Bajaj V15 review, test ride

    A patriotic lot, aren’t we? Look no further than the INS Vikrant-inspired V15. Here’s how the Bajaj cruiser behaves on the street.

    Published on Mar 02, 2016 11:30:00 AM


    Make : Bajaj
    Model : V15

    It’s been only a few months since Bajaj brought in the latest generation of Avengers in late 2015, introducing a new 150 to fill an empty market vacuum. The 150cc Avenger cruisers have since been flying off the shelf, making this the right time to bring on the V15, another 150cc, with more muscle and the added appeal of including a small percentage of steel from India’s famous warship, INS Vikrant, within its fuel-tank.

    Marketing masterstroke!

    The INS Vikrant angle is a marketing coup that shall undoubtedly see the Bajaj V15 warm to the massive armed forces audience, serving and retired, also drawing interest from those of us who respect our men in uniform. That’s not what we are here for although; with our test aimed solely at uncovering the un-gilded truth of how the V15 performs on urban Indian roads. 

    In terms of styling, we are a tad disappointed with the V15, which lacks the classic cruiser charm of the Avengers, and from the front, looks like an awkward blend of the fascia of a Discover, and some Moto Guzzi design elements, as seen from the tank region backwards. However, the rear has all the smartness and neat proportions we hoped for. A neat touch is the V15's contrast-colour grab bars. Overall quality is visibly up on the well put together V15, the bike showing off a smart pearl white shade, and neat decals and logos. 

    To sit on, the V15 feels like a Bajaj, with decent palm grips, a smart set of mirrors, nice control levers and smooth-functioning switches. The V15 instruments are legible, and easy on the eye, with a clever feature being the fuel-gauge doing a chameleon, to change from green to red as fuel level dips into reserve zone.

    The V15 rides on a set of black wheels, the front a much larger 18-inch unit, compared to the 16-inch rear rim, and this gives the bike its unique stance. The seat comes with neat sutures in contrasting colour. There’s a removable cowl for the rear seat, which comes as a paid option, at an extra Rs 1000 and is easily removed using the key as your tool.

    To V, or not to V

    Most Bajaj bikes top their segment in terms of power output, which is where the V15 differs. It’s all about rider friendliness and useable torque on this one, the V15 deploying a button-started, four-stroke and air-cooled, 149.5cc engine. The DTS-i, twin-spark plug fired motor is air-cooled and carburettor-fed, making 11.8bhp at 7,500rpm, considerably lower than its Bajaj segment rivals. The V15’s claim to fame is 1.3kgm of torque that it puts down at just 5,500rpm.

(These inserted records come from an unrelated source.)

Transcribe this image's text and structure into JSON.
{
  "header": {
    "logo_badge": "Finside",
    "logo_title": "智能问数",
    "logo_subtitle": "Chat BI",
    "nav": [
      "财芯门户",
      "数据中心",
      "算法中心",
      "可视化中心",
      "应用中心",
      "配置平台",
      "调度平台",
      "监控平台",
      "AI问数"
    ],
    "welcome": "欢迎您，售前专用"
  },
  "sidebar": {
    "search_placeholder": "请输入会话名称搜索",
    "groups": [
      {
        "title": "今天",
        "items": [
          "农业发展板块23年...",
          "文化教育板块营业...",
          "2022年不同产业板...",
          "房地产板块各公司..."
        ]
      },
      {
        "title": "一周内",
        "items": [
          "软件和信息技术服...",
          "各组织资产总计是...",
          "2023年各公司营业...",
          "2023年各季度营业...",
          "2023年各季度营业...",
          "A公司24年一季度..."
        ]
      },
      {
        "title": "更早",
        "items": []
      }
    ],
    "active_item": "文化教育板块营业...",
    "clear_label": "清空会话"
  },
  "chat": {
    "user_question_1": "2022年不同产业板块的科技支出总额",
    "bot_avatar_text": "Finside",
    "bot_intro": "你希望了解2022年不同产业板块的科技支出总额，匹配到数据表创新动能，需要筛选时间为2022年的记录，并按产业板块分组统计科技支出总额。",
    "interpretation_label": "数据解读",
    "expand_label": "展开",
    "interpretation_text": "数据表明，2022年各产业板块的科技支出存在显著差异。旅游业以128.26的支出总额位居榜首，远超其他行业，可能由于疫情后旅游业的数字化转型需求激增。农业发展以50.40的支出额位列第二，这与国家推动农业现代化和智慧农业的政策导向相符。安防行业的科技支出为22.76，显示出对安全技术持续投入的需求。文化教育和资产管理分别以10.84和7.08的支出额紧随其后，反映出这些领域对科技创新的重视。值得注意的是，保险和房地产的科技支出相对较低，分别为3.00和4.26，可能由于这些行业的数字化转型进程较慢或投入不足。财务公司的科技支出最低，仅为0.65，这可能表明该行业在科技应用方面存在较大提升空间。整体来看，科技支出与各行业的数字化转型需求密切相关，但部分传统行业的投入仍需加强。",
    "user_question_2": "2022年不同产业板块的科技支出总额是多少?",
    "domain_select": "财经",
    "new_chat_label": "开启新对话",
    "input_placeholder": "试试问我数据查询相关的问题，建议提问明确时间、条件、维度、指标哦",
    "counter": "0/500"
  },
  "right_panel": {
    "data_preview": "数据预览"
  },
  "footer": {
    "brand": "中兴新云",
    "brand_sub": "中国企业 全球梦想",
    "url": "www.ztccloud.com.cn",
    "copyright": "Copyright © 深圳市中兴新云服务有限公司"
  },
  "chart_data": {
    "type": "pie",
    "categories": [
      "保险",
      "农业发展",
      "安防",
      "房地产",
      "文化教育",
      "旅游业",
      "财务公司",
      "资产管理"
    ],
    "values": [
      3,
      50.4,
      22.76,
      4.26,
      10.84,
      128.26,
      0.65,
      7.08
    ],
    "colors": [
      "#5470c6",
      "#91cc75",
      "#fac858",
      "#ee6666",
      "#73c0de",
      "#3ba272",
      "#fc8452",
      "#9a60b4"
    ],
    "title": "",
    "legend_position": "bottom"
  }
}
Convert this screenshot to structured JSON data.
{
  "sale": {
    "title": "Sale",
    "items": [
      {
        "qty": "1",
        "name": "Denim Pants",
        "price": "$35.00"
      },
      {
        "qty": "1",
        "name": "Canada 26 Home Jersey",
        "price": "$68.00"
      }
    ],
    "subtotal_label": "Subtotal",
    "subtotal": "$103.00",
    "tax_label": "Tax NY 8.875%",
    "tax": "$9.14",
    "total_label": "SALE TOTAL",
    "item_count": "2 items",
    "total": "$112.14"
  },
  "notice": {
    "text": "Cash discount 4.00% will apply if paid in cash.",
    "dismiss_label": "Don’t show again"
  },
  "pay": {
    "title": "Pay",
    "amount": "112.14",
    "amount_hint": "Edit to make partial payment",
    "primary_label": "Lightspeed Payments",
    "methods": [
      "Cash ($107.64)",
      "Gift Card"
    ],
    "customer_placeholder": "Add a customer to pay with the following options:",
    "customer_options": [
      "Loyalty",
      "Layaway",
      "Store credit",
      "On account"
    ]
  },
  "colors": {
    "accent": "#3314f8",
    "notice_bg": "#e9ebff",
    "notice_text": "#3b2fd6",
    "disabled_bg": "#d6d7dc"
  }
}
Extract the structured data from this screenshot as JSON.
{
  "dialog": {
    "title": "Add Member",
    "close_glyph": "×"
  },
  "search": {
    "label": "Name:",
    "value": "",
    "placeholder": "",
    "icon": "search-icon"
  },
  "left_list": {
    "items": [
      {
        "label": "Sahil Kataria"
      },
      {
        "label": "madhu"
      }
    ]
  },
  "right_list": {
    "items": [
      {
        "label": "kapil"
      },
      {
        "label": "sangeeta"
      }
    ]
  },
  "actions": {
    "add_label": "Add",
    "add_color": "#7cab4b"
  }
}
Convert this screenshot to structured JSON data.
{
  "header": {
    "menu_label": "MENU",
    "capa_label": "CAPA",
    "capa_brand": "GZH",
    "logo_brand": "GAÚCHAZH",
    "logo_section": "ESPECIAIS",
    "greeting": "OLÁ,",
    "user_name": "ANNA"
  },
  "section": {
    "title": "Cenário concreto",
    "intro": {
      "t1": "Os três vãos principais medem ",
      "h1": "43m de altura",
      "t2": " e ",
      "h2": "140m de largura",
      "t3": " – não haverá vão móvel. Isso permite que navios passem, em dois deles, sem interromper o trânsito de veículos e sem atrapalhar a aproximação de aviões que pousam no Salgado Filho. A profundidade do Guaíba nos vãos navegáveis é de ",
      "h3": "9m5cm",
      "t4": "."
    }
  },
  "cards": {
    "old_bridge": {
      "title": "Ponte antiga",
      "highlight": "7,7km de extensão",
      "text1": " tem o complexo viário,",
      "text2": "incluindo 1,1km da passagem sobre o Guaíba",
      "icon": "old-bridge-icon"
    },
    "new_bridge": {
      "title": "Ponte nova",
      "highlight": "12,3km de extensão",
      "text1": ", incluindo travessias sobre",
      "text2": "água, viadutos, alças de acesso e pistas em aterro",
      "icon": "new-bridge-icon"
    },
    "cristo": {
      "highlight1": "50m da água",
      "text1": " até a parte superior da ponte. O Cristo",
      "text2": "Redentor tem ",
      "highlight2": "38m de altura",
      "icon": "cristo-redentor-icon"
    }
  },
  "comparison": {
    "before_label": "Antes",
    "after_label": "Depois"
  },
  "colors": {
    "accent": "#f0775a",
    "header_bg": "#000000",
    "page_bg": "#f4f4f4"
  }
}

    True to its intent, the twin-valve V15 feels torque rich, an effortless motorcycle to pilot in slow speed traffic, with only a light twist-of-the-wrist enough to have you trot off from rest. There’s a wide powerband and flat torque curve, both evident on the V15 soon after revs rise past idle. Clutch feel is light, with just the right weight. The five-speed V15 gearbox shifts smoothly, whether working your way up or down through this transmission.

    We didn't like the V's gearshift pattern, all-up and not the more universal 1-down, rest-up pattern. 

    Expect about 50kpl, real world fuel efficiency.

    Performance matches the V15’s cruiser character, with extra dozes of torque responding with eagerness at low- to mid-engine speeds, although you could find the V15 runs out of steam the moment you try and hustle it along, riding it like the sportsbike it isn’t, and doesn’t pretend to be.

    As on all new-gen Bajaj bikes, the V15 comes with smooth powerplant, a good exhaust note, no vibes intruding on riding pleasure when riding sensibly, and respectable performance to tackle with and ace in the stop and go of urban India.